Re: Pity for subprime borrowers?
Posted: Sat Oct 09, 2010 4:36 am
Hi Docdr_bar wrote:I always wondered why Governments bailed out the institutions that put everyone into such dire straits, instead of bailing out the consumer that is ultimately the one that pays for everything in the end????
How are you doing?
In my experience, the answer to all such questions is to watch what governments do and not what they say they do or what the media or the prevailing mythology says they do. Governments have one fundamental role: to manage the "economy" (insofar as this is possible). The economy cannot be run in the interests of the ordinary "consumer" who has to work for a living. It is not designed that way. To try and make it work that way is like trying to get lemon trees to produce pomegranites. It can only be run in the interests of those who have access to capital. Governments of whatever political colour know this and will always choose (just as they have always chosen) to put wealth in the pockets of the already wealthy. It has happened again here now. There should be no surprise over this. C'mon! When was it ever otherwise?

There is an interesting situation brewing in the UK. The new government is throwing everyone into a panic by claiming that the current government deficit of £159 billion is the highest on record and that it needs to be brought down immediately by introducing the biggest cuts in public spending in British history. The argument is that unless the deficit is reduced dramatically it will make borrowing prohibitively expensive and may even threaten the UK's triple A credit rating on the money markets.
What they forget to mention is that £159 billion is only the highest figure on record if you fail to take inflation into account for the last 100 years. The truth of the matter is that current government debt is 70% of current GDP - a historically quite modest figure. It compares currently with 113% of GDP in Singapore and 190% GDP in Japan. The governments of neither of these countries are having any problems borrowing money at a reasonable rate. The debt right across Europe is similarly quite modest. To put it in perspective the 70% debt in the UK is lower than the government's deficit at any time between 1914 and 1964 (I've been doing a little digging.)
In fact, the degree of government debt is pretty immaterial. What spooks the money markets is not how big a government debt is but whether there are sudden increases in it. The rapid increase in the last few years as the UK government attempted to stimulate the economy and bail out the bankers certainly did cause a couple of wobbles on the money markets, but that has now settled down. All that governments need do now to calm the situation is to stablise the current debt. Normally, governments pay off their debts during boom time when they can maintain services and run a budget surplus at the same time.
The UK government like the US government has never seriously defaulted on its debts. In addition, both governments still have a lot of "headroom" to increase taxation in a state of emergency since they both have relatively low levels of investment in the economy. These are the two most important consideration for the money markets. The British economy also has a very flexible debt structure which means it can adapt easily to unexpected changes. (Unlike Greece for example. The problem with Greece at the moment is not its degree of debt - about 110% of GDP - but the fact that most of that debt will mature in the next 18 months and have to be paid off all in one go. The money markets have panicked at this situation, making it prohibitively expensive for the Greek government to borrow more money to cover these liabilities - which is what it would have done perfectly comfortably in less volatile times.)

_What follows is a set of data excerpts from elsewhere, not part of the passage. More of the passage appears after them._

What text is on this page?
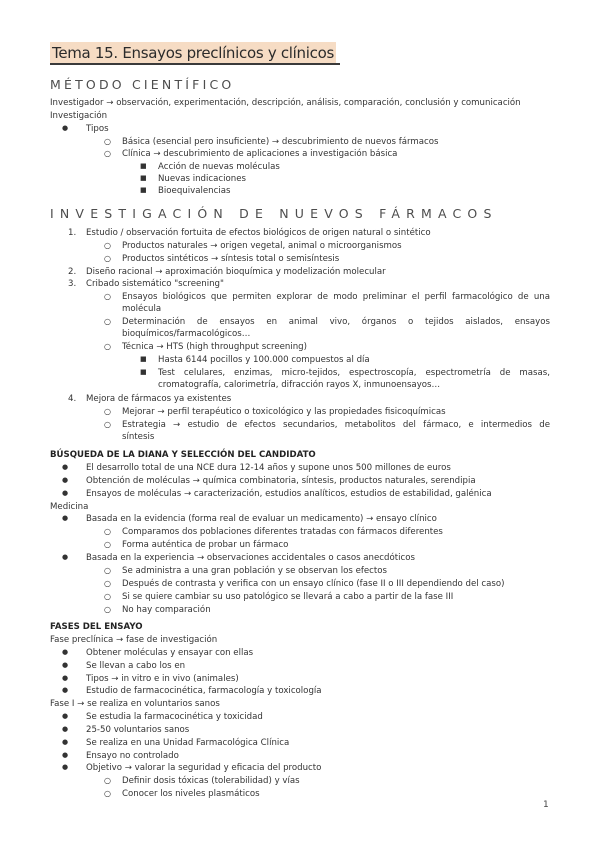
Tema 15. Ensayos preclínicos y clínicos
MÉTODO CIENTÍFICO
Investigador → observación, experimentación, descripción, análisis, comparación, conclusión y comunicación
Investigación
● Tipos
○ Básica (esencial pero insuficiente) → descubrimiento de nuevos fármacos
○ Clínica → descubrimiento de aplicaciones a investigación básica
■ Acción de nuevas moléculas
■ Nuevas indicaciones
■ Bioequivalencias
INVESTIGACIÓN DE NUEVOS FÁRMACOS
1. Estudio / observación fortuita de efectos biológicos de origen natural o sintético
○ Productos naturales → origen vegetal, animal o microorganismos
○ Productos sintéticos → síntesis total o semisíntesis
2. Diseño racional → aproximación bioquímica y modelización molecular
3. Cribado sistemático "screening"
○ Ensayos biológicos que permiten explorar de modo preliminar el perfil farmacológico de una
molécula
○ Determinación de ensayos en animal vivo, órganos o tejidos aislados, ensayos
bioquímicos/farmacológicos…
○ Técnica → HTS (high throughput screening)
■ Hasta 6144 pocillos y 100.000 compuestos al día
■ Test celulares, enzimas, micro-tejidos, espectroscopía, espectrometría de masas,
cromatografía, calorimetría, difracción rayos X, inmunoensayos…
4. Mejora de fármacos ya existentes
○ Mejorar → perfil terapéutico o toxicológico y las propiedades fisicoquímicas
○ Estrategia → estudio de efectos secundarios, metabolitos del fármaco, e intermedios de
síntesis
BÚSQUEDA DE LA DIANA Y SELECCIÓN DEL CANDIDATO
● El desarrollo total de una NCE dura 12-14 años y supone unos 500 millones de euros
● Obtención de moléculas → química combinatoria, síntesis, productos naturales, serendipia
● Ensayos de moléculas → caracterización, estudios analíticos, estudios de estabilidad, galénica
Medicina
● Basada en la evidencia (forma real de evaluar un medicamento) → ensayo clínico
○ Comparamos dos poblaciones diferentes tratadas con fármacos diferentes
○ Forma auténtica de probar un fármaco
● Basada en la experiencia → observaciones accidentales o casos anecdóticos
○ Se administra a una gran población y se observan los efectos
○ Después de contrasta y verifica con un ensayo clínico (fase II o III dependiendo del caso)
○ Si se quiere cambiar su uso patológico se llevará a cabo a partir de la fase III
○ No hay comparación
FASES DEL ENSAYO
Fase preclínica → fase de investigación
● Obtener moléculas y ensayar con ellas
● Se llevan a cabo los en
● Tipos → in vitro e in vivo (animales)
● Estudio de farmacocinética, farmacología y toxicología
Fase I → se realiza en voluntarios sanos
● Se estudia la farmacocinética y toxicidad
● 25-50 voluntarios sanos
● Se realiza en una Unidad Farmacológica Clínica
● Ensayo no controlado
● Objetivo → valorar la seguridad y eficacia del producto
○ Definir dosis tóxicas (tolerabilidad) y vías
○ Conocer los niveles plasmáticos
1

The need to cut services to reduce the deficit is just a con and is being used by the current coalition Tory/LibDem government as a pretext to continue the Thatcherite agenda of rapidly transferring income upwards (as though that wasn't already happening at a slower rate under the last two Labour governments). The cuts already announced will cause immense hardship here, especially among the most vulnerable and the poor, while the rich will be barely affected by them.
Wherever you look, in the US and the UK, in Europe and elsewhere, it is the same old dirty story.